Use of the model in clinical practice

Another important consideration for this prognostic tool is how it is used. Clinicians frequently use prognostic decision making to guide investigations and treatment. They traditionally make these decisions using their clinical judgement—a blend of prior experience and known evidence of risk factors and outcomes. However, in medicine and in particular psychiatry, decisions are often probabilistic because the information we gather is imperfect and outcomes are often uncertain47,48. The use of a prognostic tool modelled at a static point in time at the population level to make binary decisions about treatment for an individual in a dynamic treatment environment, for instance, whether to discharge them to primary care or refer them to further secondary care, is unlikely to prove accurate or useful49.

Our prediction model may be more useful when used as an adjunct to clinical decision making at the end of EIP treatment50. We believe it has a number of potential uses. Firstly, it could be used directly with the individual as to inform discussions between clinician and that individual about the preference for continued specialist mental health care treatment. The transition from EIP to the next stage of treatment, whether that be treatment by a primary care provider or by a different mental health team is a critical moment in an individual’s journey following treatment for psychosis. Individuals can have conflicting feelings about their needs for further treatment, and their readiness for the inevitable change in the care they receive, thus clinicians’ communication and planning with individuals about their discharge can be influential in smoothing this process6,7,8. Sensitive use of the tool could act in discussions as an indicator of future need for care.

Second, it could be used to make more accurate decisions around the allocation of secondary care resources. Both community mental health and inpatient care incur high economic costs. Giving secondary care to all individuals treated by EIP is unlikely to be economically viable, and not all individuals want or need the type of care provided by community mental health teams8. This tool could be used to better target those most likely to relapse, and therefore those most likely to derive the benefit from secondary care, as these are the people for whom the resource will deliver the greatest absolute reduction in risk of relapse.

Third, it could be used within health services during transition periods to communicate risk to other agencies. Access to further care after EIP is often difficult due to differences in eligibility and assessment criteria7. Clear measurement of individual risk could be used by EIP teams to communicate significant risk—that of hospitalisation—to other secondary care agencies at the stage of referral.

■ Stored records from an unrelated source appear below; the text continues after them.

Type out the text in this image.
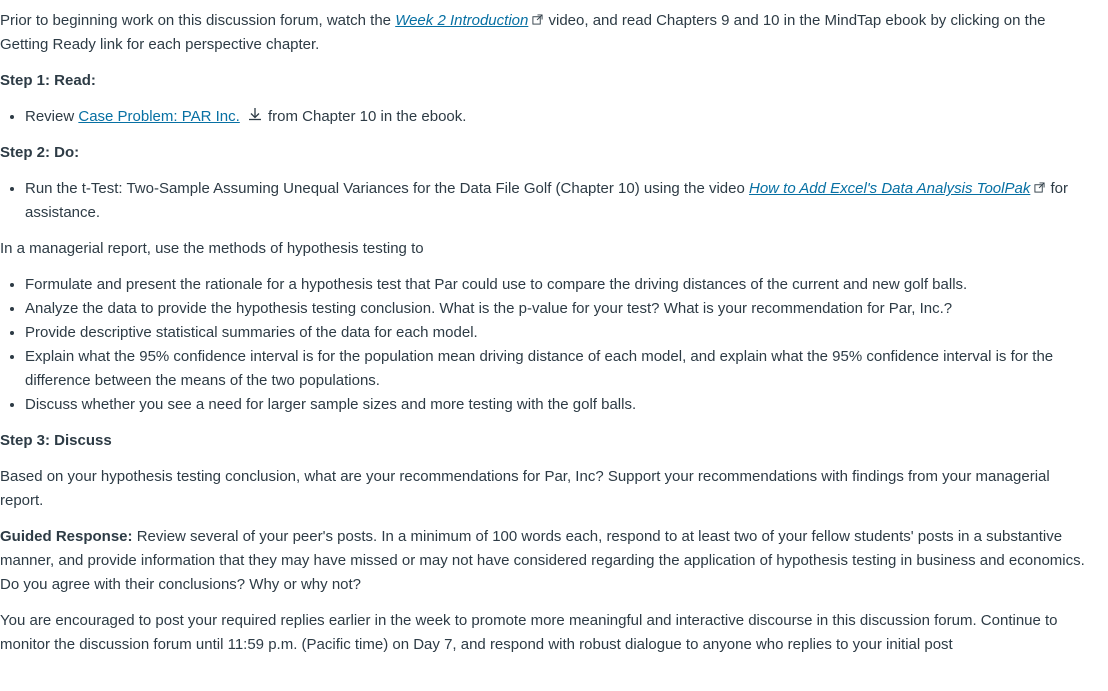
Prior to beginning work on this discussion forum, watch the Week 2 Introduction video, and read Chapters 9 and 10 in the MindTap ebook by clicking on the Getting Ready link for each perspective chapter.

Step 1: Read:

• Review Case Problem: PAR Inc. from Chapter 10 in the ebook.

Step 2: Do:

• Run the t-Test: Two-Sample Assuming Unequal Variances for the Data File Golf (Chapter 10) using the video How to Add Excel's Data Analysis ToolPak for assistance.

In a managerial report, use the methods of hypothesis testing to

• Formulate and present the rationale for a hypothesis test that Par could use to compare the driving distances of the current and new golf balls.
• Analyze the data to provide the hypothesis testing conclusion. What is the p-value for your test? What is your recommendation for Par, Inc.?
• Provide descriptive statistical summaries of the data for each model.
• Explain what the 95% confidence interval is for the population mean driving distance of each model, and explain what the 95% confidence interval is for the difference between the means of the two populations.
• Discuss whether you see a need for larger sample sizes and more testing with the golf balls.

Step 3: Discuss

Based on your hypothesis testing conclusion, what are your recommendations for Par, Inc? Support your recommendations with findings from your managerial report.

Guided Response: Review several of your peer's posts. In a minimum of 100 words each, respond to at least two of your fellow students' posts in a substantive manner, and provide information that they may have missed or may not have considered regarding the application of hypothesis testing in business and economics. Do you agree with their conclusions? Why or why not?

You are encouraged to post your required replies earlier in the week to promote more meaningful and interactive discourse in this discussion forum. Continue to monitor the discussion forum until 11:59 p.m. (Pacific time) on Day 7, and respond with robust dialogue to anyone who replies to your initial post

All of these potential benefits need to be further explored. Future work on the acceptability and feasibility of the tool for individuals with psychosis and the clinicians who will be using it is vital. For those with psychosis, we need to find out whether the communication of this predicted risk is helpful or wanted, and if so, how to communicate it accurately and sensitively. For clinicians, we need to ascertain whether they can use the tool, and how best to do so. We also need to study how its use influences outcomes in terms of the number of referrals to adult community health teams, reduction in readmissions, or improvement in clinician–patient communication and satisfaction. Paramount to this would be the use of co-production during the further development and implementation of the mode with clinicians and service users to increase acceptability and support its use in a shared decision-making process.